WESTERN AUSTRALIAN ROAD TRAFFIC CODE 2000

Horse riding on roads in Western Australia is regulated by the Road Traffic Code 2000. Based on the Road Traffic Code 2000, the Office for Road Safety developed an information sheet providing a simplified interpretation of the law relating to the riding and leading of horses on public roads and paths in Western Australia; Western Australian Road Rules relating to horses and riders (August

2010).

 

Under traffic laws horses ridden or driven (in harness) on roads, nature strips, paths and

footpaths are treated the same as vehicles, with the same rights and responsibilities as other vehicles including motor vehicles, bicycles and power assisted pedal cycles. Key rules are summarised below:

 

  1. Riders are required to obey all the road rules that apply to drivers of motor vehicles.

  2. Riding a horse on or alongside any road (other than freeways) is permitted unless a road sign says otherwise.

  3. There are a few areas that ridden/driven horses can go that motor vehicles are not

permitted. These include on paths and nature strips, unless otherwise signed.

  1. Horses can be ridden on the shoulder of a road, or to the left of any continuous edgeline, in the same direction of traffic.

  2. Riders on, or crossing, nature strips and paths must give way to pedestrians.

  3. Horses can be ridden across roads but must give way to all traffic on the road.

  4. Horses must not be ridden across a road on a ‘pedestrian crossing’ or ‘children’s crossing’ - the rider must dismount and walk the horse across.

  5. Horses must not be ridden alongside more than one other horse on a road (or shoulder).

  6. Riders must give hand signals when changing direction.

  7. Riding at night can be dangerous. Horses and riders are not required by law to have lights displayed and are therefore not easily seen. While riding on or next to roads at night should be avoided – riders who do should ensure a reflective vest is worn and horses have reflective bands attached (such as reflective leg bandages).

  8. It is not compulsory for riders of horses to wear helmets, although it is advisable to do so.

  9. A rider cannot lead more than one other horse.

  10. Horses must not be tethered to moving vehicles or led by a person in a motor vehicle.

  11. It is illegal to ride while under the influence of drugs or alcohol, or to ride without care or attention.

  12. A person leading a horse while walking is deemed to be a pedestrian and must obey all the rules applying to pedestrians.

  13. A person leading a horse should use the path or nature strip if provided.  If a path or nature strip is not provided, or is provided but not in a useable condition, then the person must walk facing oncoming traffic.

 

Tips for Riders:

  • Avoid riding on roads or shoulders of roads if there are alternative places to ride, such a nature strip.

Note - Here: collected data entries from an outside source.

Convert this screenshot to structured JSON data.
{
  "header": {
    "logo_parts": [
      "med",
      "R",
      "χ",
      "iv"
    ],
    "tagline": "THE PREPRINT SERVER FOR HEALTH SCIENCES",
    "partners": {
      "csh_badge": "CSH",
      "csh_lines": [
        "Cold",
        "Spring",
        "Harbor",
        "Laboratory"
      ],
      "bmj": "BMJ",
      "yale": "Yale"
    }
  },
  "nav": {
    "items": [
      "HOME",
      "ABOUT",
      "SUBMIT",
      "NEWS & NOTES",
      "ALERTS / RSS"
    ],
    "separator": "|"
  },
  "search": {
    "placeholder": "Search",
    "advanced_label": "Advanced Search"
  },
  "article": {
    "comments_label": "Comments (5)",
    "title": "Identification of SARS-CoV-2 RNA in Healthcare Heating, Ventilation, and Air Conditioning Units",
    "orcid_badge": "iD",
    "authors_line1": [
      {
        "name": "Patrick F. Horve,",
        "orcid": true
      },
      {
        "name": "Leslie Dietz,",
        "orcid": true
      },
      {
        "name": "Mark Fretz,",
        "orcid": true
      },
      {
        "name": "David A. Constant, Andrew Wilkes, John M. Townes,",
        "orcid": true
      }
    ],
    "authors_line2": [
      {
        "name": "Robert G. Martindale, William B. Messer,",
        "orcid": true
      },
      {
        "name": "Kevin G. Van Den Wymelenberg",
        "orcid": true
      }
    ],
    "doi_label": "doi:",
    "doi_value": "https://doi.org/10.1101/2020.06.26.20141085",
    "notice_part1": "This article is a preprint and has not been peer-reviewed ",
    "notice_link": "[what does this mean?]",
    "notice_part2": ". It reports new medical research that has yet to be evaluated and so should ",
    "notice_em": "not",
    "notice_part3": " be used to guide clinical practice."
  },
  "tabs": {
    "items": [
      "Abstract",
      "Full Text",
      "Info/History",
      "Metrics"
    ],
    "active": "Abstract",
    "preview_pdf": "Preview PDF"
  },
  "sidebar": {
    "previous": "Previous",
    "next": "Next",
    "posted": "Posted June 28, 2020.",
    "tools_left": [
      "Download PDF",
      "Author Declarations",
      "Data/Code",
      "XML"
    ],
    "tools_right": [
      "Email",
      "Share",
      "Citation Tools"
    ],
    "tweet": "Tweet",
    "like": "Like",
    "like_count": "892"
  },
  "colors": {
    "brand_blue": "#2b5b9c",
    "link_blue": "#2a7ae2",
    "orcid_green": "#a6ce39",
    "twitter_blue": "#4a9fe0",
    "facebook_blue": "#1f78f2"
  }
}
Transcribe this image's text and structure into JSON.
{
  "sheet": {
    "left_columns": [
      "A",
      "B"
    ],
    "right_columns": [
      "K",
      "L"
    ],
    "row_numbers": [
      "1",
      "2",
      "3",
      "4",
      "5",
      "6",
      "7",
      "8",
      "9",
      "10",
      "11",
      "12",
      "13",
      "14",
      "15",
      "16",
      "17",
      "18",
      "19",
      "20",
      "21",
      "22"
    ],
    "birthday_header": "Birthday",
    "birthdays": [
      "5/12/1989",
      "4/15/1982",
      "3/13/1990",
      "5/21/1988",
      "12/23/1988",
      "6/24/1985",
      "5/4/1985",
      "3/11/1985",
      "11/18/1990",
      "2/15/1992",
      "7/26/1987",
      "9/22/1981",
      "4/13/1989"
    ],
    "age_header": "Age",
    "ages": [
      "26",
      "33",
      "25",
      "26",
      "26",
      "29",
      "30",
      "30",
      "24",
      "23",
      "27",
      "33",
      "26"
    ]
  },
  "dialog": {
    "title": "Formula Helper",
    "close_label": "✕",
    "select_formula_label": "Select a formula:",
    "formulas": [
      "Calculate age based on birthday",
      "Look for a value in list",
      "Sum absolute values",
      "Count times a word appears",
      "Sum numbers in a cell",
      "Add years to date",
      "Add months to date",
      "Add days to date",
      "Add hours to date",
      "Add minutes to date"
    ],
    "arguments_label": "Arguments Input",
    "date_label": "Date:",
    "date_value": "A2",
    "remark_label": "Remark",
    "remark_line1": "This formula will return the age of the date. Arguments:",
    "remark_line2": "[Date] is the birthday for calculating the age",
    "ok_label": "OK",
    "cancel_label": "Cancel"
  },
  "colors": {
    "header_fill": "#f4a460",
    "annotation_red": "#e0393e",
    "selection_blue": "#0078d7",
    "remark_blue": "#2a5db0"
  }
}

  • Check behind before changing directions.

  • Don’t ride on a road if the horse is unsettled.

  • Ride on the nature strip as a first option. Riding on nature strips is safer than riding on shoulders which in turn is safer than riding on the road. However, if there is no option - ride as far left as possible.

  • Be aware of traffic.

  • Always wear a helmet when riding.

  • Wear light coloured clothing during the day and at night a reflective vest with reflective bands on your horse. 

 

Tips for drivers:

  • While riders of horses are required to obey the same traffic laws that apply to drivers of motor vehicles, horses can be unpredictable.

  • They are permitted to ride on road, shoulders of road, paths and nature strips.

  • If you know horses are likely to be in the area, or you see horses, reduce speed and give then a wide berth. Expect the unexpected.

  • Do not sound your horn when you are close to horses as it may startle them and cause them to move erratically.